Male hand showing light bulb with a graduation cap symbol. Education

College Reformers Have Ideas. Calbright Is Proving They Work

If someone were to reinvent college to better support students from all walks of life, what would work? What changes would help?

Writing in Inside Higher Ed, Steven Mintz author of The Learning-Centered University: Making College a More Developmental, Transformational and Equitable Experience, offers 10 ideas. They range from making colleges more career focused to creating different kinds of assessments, offering holistic student support services, and developing asynchronous classes that students can take on their own schedules.  

We’ve got good news: Calbright is already doing nine of these suggestions. And they’re working.

Making College More Accessible, And More Supportive, To More People

Here are Mintz 10 recommendations:

  1. Institute bridge programs, a robust new student orientation and first-year learning communities with a thematic or career focus and an academic success component to better acclimate today’s diverse undergraduates to college life, nurture their study skills, instill a sense of belonging and assist them in major and career exploration.
  2. Design a general education curriculum that ensures that all undergraduates acquire the fluencies in the arts and humanities; social science methods, theories and findings; and the frontiers of science expected of a college graduate.
  3. Implement block schedules and introduce more highly interactive hybrid and synchronous online classes to better accommodate students who work, commute and care for others.
  4. Infuse essential skills development—in such areas as written and oral communication and quantitative and statistical literacy—across the curriculum.
  5. Incentivize faculty to prioritize mentoring, engage in interdisciplinary collaboration and adopt innovative pedagogies that involve active, experiential and inquiry-, problem- and project-based learning. 
  6. Create integrated degree pathways that consist of synergistic courses that emphasize professional identity formation and are aligned with students’ postgraduation career aspirations.
  7. Promote assessment practices that are formative and diagnostic, allowing for timely interventions; that foster a deeper understanding of the material and enhance critical thinking skills; that are authentic, asking students to apply what they’ve learned in real-world or simulated scenarios; that encourage students to evaluate their own work against established criteria to foster self-regulation, reflection and lifelong learning skills; and that provide regular, substantive constructive and actionable feedback.
  8. Embed career preparation throughout the undergraduate experience to ensure that graduates are job ready.
  9. Make a greater commitment to equity by promoting inclusive student success in highly demanding fields of study. 
  10. Offer more holistic, comprehensive and proactive support services to better address students’ academic success and personal well-being.


Calbright’s curriculum is solely focused on workforce-based skills. So the only recommendation we have yet to fulfill is number two: creating a robust general education curriculum.
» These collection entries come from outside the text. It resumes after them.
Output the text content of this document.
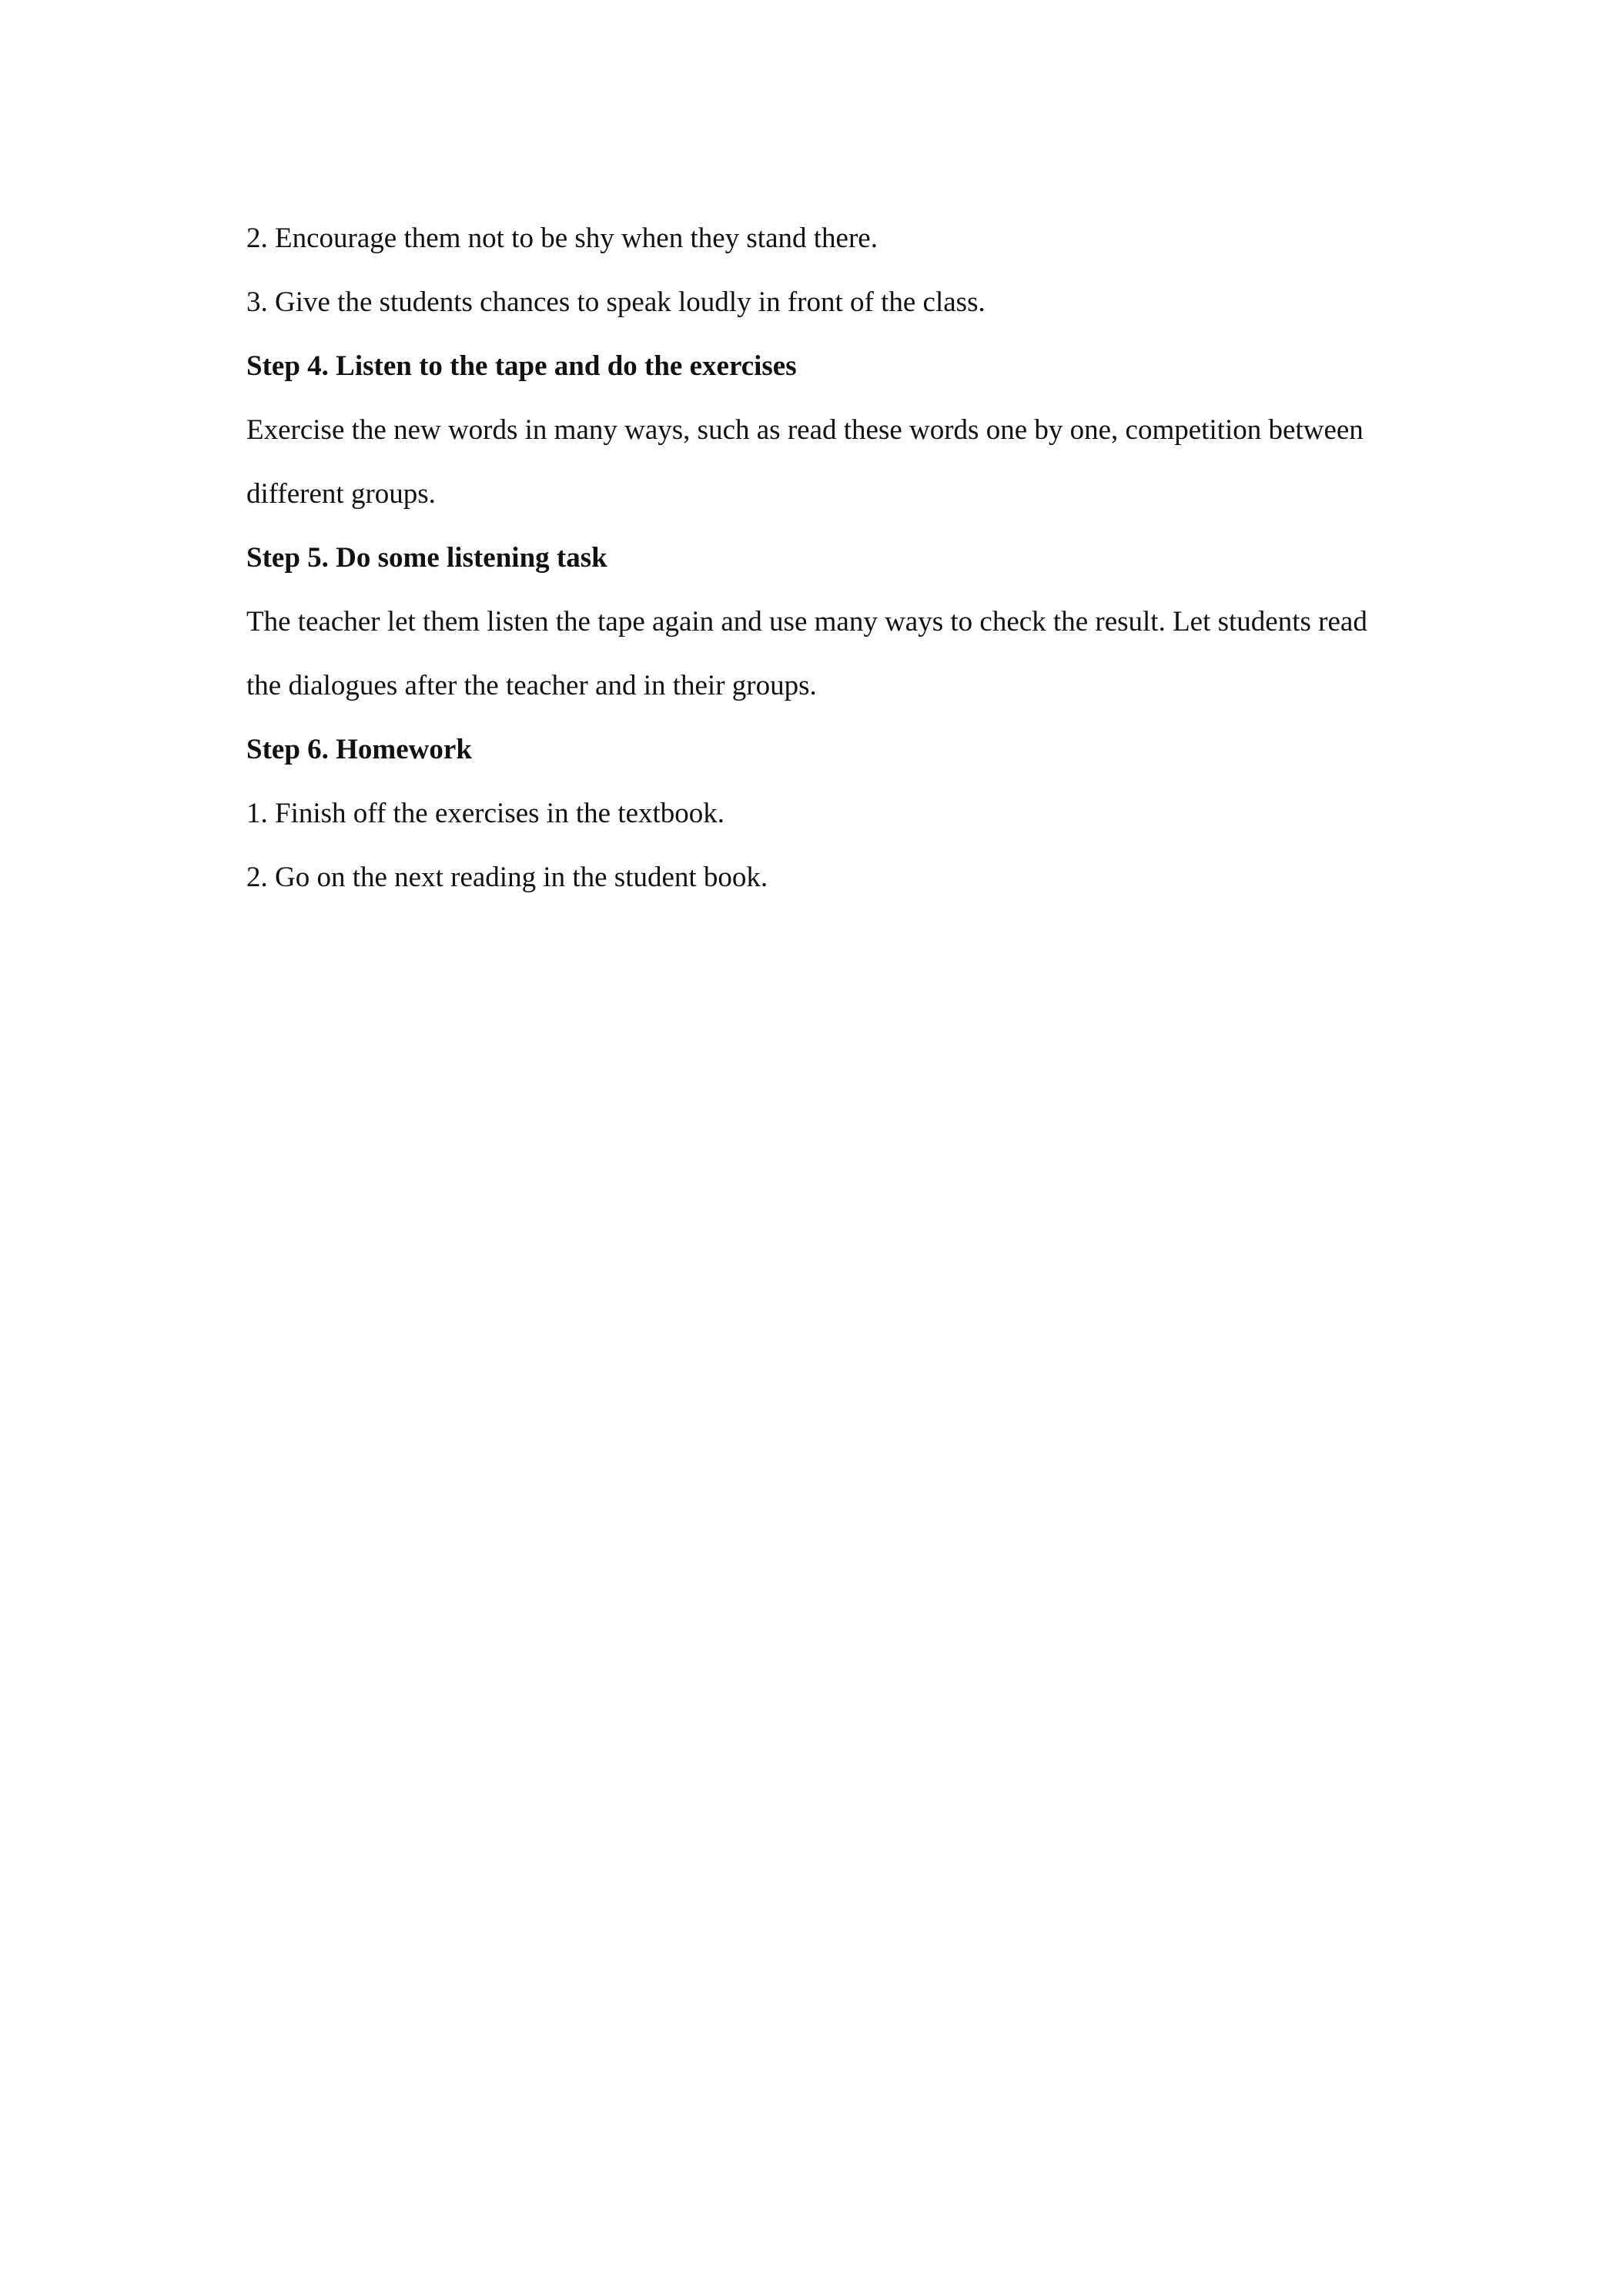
2. Encourage them not to be shy when they stand there.

3. Give the students chances to speak loudly in front of the class.

Step 4. Listen to the tape and do the exercises

Exercise the new words in many ways, such as read these words one by one, competition between

different groups.

Step 5. Do some listening task

The teacher let them listen the tape again and use many ways to check the result. Let students read

the dialogues after the teacher and in their groups.

Step 6. Homework

1. Finish off the exercises in the textbook.

2. Go on the next reading in the student book.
That’s a good idea for traditional four year colleges, and maybe even conventional community colleges, but Calbright is intensely career focused for working adults. Everything we do is designed to help our students get the specific skills they need to get a better job (or a promotion at their current one), and thrive in the workplace, as soon as possible. We teach career oriented “soft skills” that are in-demand across California’s labor market.

We have implemented every other one of these recommendations, and we are constantly iterating and improving based on our students’ needs and feedback.

And we’re proving that they work.

Calbright Is An Innovation Lab To Reinvent College

Calbright is able to implement Mintz’s recommendations because we’re not a traditional college. We are a fully accredited, public, online community college that uses a Competency-Based Education model. We are career focused. Instead of traditional degrees, we offer certificates in key skills that upwardly mobile industries are hiring for.

This means that every adult Californian with a high school diploma or equivalent is accepted – no drama, no confusion, all they have to do is apply. It means that every student has a team of support specialists, who get to know them personally, on their side as they study. It means students take classes that are focused on the careers they want: that’s all they study, and they can finish in less than a year. Sometimes much less. It means that students study at their own pace, on their own schedules, wherever they are. It means that students can keep trying until they learn the skills they need to, with no penalty. It means Calbright is currently free, so there’s no student debt.

We know this works, because our enrollment has gone up significantly, our student body is far more diverse than most colleges, more students are completing their coursework, and alumni surveys show that more than half our students say that they see improvements in their careers as a result of their time at Calbright – and it cost them nothing.

College can be reinvented to work for more people. We have the plan, and we’re proving it works.